When you look at the residential market, again, I think the iPad will open up the market. It puts the technology in the hands of people that normally wouldn’t be able to afford it. If they say, ‘I would like to be able to control my life through an iPad and there’s a Crestron app I can download free off the apps site’, then they can control their lighting and then they’re going to have to call us to supply them their control system to control their lighting dimmer. They’re going to ask us for their lighting dimmer; they’re going to ask us for their thermostat and we can start then slowing adding more bits to systems.

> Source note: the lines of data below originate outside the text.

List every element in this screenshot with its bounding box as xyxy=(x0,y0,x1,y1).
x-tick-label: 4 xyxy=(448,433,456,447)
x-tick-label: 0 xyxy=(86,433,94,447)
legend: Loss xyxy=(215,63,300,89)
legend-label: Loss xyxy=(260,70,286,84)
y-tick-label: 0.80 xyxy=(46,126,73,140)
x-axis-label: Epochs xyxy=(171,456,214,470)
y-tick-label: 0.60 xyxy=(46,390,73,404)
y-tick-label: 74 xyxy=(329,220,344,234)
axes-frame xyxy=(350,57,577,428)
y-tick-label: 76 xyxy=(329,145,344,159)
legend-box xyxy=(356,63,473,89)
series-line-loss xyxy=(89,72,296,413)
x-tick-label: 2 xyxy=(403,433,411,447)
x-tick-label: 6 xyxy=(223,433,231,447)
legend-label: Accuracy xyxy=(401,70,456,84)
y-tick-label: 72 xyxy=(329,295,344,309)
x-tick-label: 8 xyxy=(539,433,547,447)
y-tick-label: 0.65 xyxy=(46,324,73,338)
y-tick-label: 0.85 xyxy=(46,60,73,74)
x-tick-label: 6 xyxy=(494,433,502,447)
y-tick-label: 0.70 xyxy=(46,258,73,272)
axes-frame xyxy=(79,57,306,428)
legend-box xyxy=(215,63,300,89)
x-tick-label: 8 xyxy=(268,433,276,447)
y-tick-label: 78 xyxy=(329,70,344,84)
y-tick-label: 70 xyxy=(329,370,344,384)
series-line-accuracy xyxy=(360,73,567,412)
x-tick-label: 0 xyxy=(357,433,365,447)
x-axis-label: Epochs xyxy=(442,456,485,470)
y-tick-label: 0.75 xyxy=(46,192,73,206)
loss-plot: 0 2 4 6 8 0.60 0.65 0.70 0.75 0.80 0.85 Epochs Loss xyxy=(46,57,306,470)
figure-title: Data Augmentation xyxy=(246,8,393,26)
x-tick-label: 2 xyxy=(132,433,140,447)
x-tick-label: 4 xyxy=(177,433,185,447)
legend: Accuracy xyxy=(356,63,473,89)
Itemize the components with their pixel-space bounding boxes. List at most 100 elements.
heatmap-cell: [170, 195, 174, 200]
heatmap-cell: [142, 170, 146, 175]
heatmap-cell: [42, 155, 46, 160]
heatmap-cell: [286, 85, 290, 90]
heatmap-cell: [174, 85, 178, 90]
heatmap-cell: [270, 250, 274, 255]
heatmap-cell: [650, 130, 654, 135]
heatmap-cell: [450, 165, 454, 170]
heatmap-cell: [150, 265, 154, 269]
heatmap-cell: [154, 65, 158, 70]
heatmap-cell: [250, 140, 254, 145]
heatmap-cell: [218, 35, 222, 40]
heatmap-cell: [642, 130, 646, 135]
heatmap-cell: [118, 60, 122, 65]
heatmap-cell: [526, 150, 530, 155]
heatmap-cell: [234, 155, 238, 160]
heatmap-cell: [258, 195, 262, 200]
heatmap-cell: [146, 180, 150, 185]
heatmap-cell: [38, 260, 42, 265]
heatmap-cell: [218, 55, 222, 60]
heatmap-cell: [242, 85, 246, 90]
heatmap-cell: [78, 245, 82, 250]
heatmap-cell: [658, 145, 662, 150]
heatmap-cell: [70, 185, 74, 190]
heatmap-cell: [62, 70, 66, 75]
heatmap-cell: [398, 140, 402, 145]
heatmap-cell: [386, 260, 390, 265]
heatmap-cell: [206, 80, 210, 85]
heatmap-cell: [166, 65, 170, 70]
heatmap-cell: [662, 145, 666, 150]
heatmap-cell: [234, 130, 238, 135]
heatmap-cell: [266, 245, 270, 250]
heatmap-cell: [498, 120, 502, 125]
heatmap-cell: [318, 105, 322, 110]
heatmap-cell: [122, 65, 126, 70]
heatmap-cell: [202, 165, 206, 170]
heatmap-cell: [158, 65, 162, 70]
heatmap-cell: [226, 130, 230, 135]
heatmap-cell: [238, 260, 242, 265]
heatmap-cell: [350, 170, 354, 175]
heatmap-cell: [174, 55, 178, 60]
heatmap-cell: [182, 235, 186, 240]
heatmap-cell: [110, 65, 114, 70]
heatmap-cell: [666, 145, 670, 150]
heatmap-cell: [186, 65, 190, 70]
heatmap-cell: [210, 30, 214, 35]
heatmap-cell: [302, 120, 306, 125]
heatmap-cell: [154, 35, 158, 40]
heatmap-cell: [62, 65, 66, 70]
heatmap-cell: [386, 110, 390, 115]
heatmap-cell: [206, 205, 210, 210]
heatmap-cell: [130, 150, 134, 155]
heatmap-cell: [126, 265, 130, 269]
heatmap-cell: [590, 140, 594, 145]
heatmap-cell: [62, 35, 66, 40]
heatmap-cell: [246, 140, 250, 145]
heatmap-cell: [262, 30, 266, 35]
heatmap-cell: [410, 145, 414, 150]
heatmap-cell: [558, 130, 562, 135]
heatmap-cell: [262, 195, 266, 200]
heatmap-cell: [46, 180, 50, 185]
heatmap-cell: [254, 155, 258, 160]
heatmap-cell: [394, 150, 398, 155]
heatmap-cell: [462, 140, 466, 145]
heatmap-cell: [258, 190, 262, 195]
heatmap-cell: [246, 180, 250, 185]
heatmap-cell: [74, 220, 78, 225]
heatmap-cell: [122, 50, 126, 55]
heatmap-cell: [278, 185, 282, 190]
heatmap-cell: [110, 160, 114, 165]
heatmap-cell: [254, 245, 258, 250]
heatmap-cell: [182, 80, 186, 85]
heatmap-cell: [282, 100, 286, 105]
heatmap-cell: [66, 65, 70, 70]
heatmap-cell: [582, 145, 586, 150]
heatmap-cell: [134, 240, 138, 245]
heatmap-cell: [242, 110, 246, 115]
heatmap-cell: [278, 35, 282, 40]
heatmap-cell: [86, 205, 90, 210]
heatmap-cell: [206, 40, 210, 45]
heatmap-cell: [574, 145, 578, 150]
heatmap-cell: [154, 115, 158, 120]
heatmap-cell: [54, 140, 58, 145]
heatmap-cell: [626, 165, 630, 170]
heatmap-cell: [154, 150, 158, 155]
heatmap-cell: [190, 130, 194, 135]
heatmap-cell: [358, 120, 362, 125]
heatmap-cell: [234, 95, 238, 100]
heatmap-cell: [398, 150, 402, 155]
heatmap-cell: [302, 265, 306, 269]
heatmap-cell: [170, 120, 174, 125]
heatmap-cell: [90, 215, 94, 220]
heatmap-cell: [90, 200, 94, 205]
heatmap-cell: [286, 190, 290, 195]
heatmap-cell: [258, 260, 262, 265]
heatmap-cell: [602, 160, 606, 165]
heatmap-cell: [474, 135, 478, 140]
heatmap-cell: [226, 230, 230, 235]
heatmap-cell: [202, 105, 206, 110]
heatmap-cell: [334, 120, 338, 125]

So for people who in the past wouldn’t be able to spend £3,000 on a touchpanel, now they’re spending £500 on an iPad, hopefully they will have £2,500 that they can spend with us on lighting, thermostats and a control system – and these are people that we’d never reached out to. So it will affect our touchpanel sales to a certain extent, but the people who use our touchpanels want something reliable and dedicated – they want to pick up a device and immediately be able to control it. They don’t want to wait for a network connection, or to go through menus to access the control. They don’t mind spending £3,000 on a touchpanel. But to the people who do mind, the iPad should open up the market for us.

So other than perhaps taking away some sales of touchpanels, do you see any other downsides to the iPad?
No, I think it’s a magnificent device. It’s just unbelievable how Apple has revolutionised the music business and I think the iPad will revolutionise the way we access information – surfing the internet, lounging around just looking at pictures – and being able to add on the control of your lights and your TV from it is wonderful. It’s a very nice addition and again it reaches out to a market that we’ve never, ever reached out to before. So that makes it very interesting.